Events were held across Mexico to mark the third anniversary of the students’ disappearances as parents of the victims distributed earthquake aid.
Forty-three empty chairs line the city square of Chihuahua, Mexico, as family members and friends protest the third anniversary of the kidnapping of 43 students at the Ayotzinapa Rural Teachers’ College in Iguala, Guerrero.
“I never imagined that we would spend so much time like this,” said Blanca Luz Nava, mother of Jorge Alvarez, one of the students who vanished on Sept. 26, 2014.
“I wake up thinking about my son … there is not a second when I don’t think about him, how he is, where he is and whether he will be alive.”
Town members organized a range of activities to commemorate the date, including marches, forums, exhibitions and performances. Events like these are being held across Mexico.
The problem of enforced disappearances and kidnappings is widespread across the country, with tens of thousands of victims having disappeared over the years in addition to the 43.
“The government, after they disappeared the 43, they tried to say it was an isolated case, and we screamed ‘no!’ It isn’t an isolated case, it is systematic. It happens many times a day in different parts of the country,” said Mario Vergara the group Los Otros Desaparecidos de Iguala. “What we are finding is reality, the truth about what is happening in our country, so many people are being disappeared.”

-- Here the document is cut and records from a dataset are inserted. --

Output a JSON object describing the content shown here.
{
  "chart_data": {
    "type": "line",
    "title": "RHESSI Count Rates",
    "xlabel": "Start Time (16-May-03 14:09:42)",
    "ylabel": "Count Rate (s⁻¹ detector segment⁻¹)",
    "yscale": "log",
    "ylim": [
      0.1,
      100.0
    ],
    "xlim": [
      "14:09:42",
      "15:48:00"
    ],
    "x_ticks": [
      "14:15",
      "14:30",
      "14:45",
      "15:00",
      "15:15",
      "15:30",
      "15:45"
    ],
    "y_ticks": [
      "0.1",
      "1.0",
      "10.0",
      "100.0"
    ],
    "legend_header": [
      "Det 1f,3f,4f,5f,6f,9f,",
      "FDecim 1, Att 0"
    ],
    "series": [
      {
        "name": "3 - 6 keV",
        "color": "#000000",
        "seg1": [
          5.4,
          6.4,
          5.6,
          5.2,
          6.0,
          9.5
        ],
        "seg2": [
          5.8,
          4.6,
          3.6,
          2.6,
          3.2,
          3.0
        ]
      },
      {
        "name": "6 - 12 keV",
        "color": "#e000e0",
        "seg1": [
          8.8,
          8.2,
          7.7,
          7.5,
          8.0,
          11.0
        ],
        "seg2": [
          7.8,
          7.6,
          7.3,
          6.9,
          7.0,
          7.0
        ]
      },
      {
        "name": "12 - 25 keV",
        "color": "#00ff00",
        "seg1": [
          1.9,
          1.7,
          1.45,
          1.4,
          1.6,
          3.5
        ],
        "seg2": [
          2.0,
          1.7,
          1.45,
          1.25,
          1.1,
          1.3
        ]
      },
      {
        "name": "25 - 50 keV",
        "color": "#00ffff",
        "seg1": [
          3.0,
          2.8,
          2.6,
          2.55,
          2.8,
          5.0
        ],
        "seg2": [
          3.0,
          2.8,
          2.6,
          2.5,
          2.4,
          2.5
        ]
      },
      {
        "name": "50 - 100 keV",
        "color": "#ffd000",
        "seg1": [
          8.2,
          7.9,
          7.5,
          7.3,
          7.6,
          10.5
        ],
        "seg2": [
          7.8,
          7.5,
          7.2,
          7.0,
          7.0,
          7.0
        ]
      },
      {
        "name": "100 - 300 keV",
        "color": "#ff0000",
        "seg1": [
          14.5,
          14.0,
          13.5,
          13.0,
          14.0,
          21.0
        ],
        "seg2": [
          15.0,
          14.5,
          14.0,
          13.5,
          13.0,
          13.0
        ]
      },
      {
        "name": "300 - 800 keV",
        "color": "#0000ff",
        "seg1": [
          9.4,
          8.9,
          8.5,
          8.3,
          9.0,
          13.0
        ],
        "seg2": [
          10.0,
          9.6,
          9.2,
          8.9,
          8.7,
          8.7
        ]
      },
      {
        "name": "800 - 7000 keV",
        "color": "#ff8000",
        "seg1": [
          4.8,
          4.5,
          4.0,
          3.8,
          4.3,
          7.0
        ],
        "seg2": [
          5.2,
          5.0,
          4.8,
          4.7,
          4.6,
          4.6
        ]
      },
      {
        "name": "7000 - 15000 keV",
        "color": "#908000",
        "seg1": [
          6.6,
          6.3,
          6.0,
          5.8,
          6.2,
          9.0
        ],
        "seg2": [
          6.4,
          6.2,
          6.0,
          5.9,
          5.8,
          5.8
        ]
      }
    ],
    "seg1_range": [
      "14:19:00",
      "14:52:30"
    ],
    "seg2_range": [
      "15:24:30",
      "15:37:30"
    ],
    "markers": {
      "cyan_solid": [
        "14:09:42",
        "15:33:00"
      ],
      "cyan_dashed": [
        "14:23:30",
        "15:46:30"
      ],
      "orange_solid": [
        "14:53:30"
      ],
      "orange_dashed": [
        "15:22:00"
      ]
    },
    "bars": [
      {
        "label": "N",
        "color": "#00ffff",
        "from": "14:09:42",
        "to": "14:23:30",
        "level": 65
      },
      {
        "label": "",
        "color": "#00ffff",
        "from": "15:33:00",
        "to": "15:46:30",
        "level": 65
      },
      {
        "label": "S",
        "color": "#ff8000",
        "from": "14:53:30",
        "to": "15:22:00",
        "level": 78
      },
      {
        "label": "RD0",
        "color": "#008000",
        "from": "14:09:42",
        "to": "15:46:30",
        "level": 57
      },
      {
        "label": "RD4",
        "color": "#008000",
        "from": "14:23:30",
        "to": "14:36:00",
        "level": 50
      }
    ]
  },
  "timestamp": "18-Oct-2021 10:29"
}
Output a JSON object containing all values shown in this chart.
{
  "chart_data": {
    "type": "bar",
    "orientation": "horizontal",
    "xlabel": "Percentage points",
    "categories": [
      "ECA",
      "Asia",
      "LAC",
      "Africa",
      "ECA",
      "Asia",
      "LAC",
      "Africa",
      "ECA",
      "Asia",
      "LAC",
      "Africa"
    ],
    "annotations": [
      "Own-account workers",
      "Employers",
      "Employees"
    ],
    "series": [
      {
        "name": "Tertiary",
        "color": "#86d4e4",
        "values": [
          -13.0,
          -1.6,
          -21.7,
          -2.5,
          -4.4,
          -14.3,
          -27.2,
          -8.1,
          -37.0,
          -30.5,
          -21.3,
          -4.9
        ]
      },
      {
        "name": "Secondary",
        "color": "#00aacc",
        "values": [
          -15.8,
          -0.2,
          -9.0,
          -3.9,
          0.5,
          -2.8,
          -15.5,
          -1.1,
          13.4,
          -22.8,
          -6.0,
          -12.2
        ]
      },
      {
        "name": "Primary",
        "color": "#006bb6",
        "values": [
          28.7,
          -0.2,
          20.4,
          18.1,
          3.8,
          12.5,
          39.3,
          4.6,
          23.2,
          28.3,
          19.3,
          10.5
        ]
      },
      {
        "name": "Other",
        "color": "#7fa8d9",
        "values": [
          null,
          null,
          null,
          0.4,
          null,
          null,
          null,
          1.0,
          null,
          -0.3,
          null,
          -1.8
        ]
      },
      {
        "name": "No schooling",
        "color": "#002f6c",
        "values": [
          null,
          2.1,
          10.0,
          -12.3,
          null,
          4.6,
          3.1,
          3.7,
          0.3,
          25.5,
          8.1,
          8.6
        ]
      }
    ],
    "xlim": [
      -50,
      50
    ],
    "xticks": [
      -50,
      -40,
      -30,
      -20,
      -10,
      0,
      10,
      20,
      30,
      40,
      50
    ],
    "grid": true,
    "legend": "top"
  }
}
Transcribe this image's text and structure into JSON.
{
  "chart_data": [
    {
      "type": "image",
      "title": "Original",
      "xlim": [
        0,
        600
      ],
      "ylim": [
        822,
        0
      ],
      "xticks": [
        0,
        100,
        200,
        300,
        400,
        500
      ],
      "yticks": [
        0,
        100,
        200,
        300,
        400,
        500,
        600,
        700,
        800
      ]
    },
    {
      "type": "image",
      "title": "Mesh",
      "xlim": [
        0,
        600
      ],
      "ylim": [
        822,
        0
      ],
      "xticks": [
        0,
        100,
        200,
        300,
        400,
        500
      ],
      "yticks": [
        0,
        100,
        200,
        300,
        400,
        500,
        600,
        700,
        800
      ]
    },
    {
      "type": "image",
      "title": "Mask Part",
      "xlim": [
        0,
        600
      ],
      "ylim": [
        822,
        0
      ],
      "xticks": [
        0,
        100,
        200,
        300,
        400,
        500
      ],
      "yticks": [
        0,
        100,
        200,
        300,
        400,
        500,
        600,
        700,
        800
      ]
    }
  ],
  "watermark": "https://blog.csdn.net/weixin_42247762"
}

The parents of the missing 43 Ayotzinapa students, along with social organizations, have marched from Mexico City’s Angel of Independence to the capital’s center, demanding the safe and immediate return of the students.
“We do not forget, we do not forgive, we demand punishment for the guilty,” said Felipe de la Cruz, spokesperson for the Ayotzinapa Mothers and Fathers Committee.
“Three years of anxiety, fear, rage, psychological torture but with dignity, we remain firm and convinced that we are going to find them.”
At 4 p.m. the parents led a march from the Angel of Independence monument to the so-called “antimonument” at Paseo de la Reforma and Avenida Bucareli, Center Hill.
Although they were scheduled to march to the city’s Zocalo due to the earthquake that struck the country’s capital, they agreed to carry out deliver aid to the heavily-impacted Xochimilco borough.
They called for a mass in homage to the families affected by the earthquake of Sept. 19, after which they will begin a silent walk while wearing a black bow.
Yesterday, the parents of the normalistas arrived in Mexico City in two buses packed with aid for earthquake victims.
A series of seminars were also held over the weekend to discuss the effects the tragedy has had on relatives of the disappeared, their teachers and Mexico’s social justice movement in general.
The families of the 43 disappeared students have denounced the official police report due to a number of discrepancies and have called for renewed efforts into the investigation of the case, chanting the motto, “They were taken alive; we want them alive.”
The government claims rogue police officers apprehended the 43 students on the night of Sept. 26, 2014 and early hours of Sept. 27, 2014, handing them over to a gang known as Guerreros Unidos. According to the report, the students were then killed and cremated in a garbage dump, incinerating every trace.
However, experts have contested this version, stating that it would be impossible to completely cremate so many people in a landfill. As of Monday, the Attorney General’s Office has continued to deny information about the investigation.
“The lack of progress in a case that the Mexican government has called ‘the most exhaustive investigation in the history of Mexico,’ along with mounting evidence that public officials obstructed justice and impeded the investigation, has come to symbolize the widespread impunity found within Mexico’s troubled criminal justice system and the government’s lack of political will to credibly investigate and sanction human rights violations,” Maureen Meyer of the Washington Office on Latin America said in a press release.
Families responded by bringing their fight to the official’s front door, traveling to Mexico City and plastering images of the missing students on homes surrounding the Attorney General’s Office.
Since 2014, over 800 searches have been organized, scrounging the land’s numerous rivers, caves and garbage dumps for some trace of the students.
Investigators state there are three viable avenues left to investigate: military involvement by the federal and municipal police, cell phone tracers and an investigation into a drug trafficking route between Iguala (the site of the disappearance) and Chicago.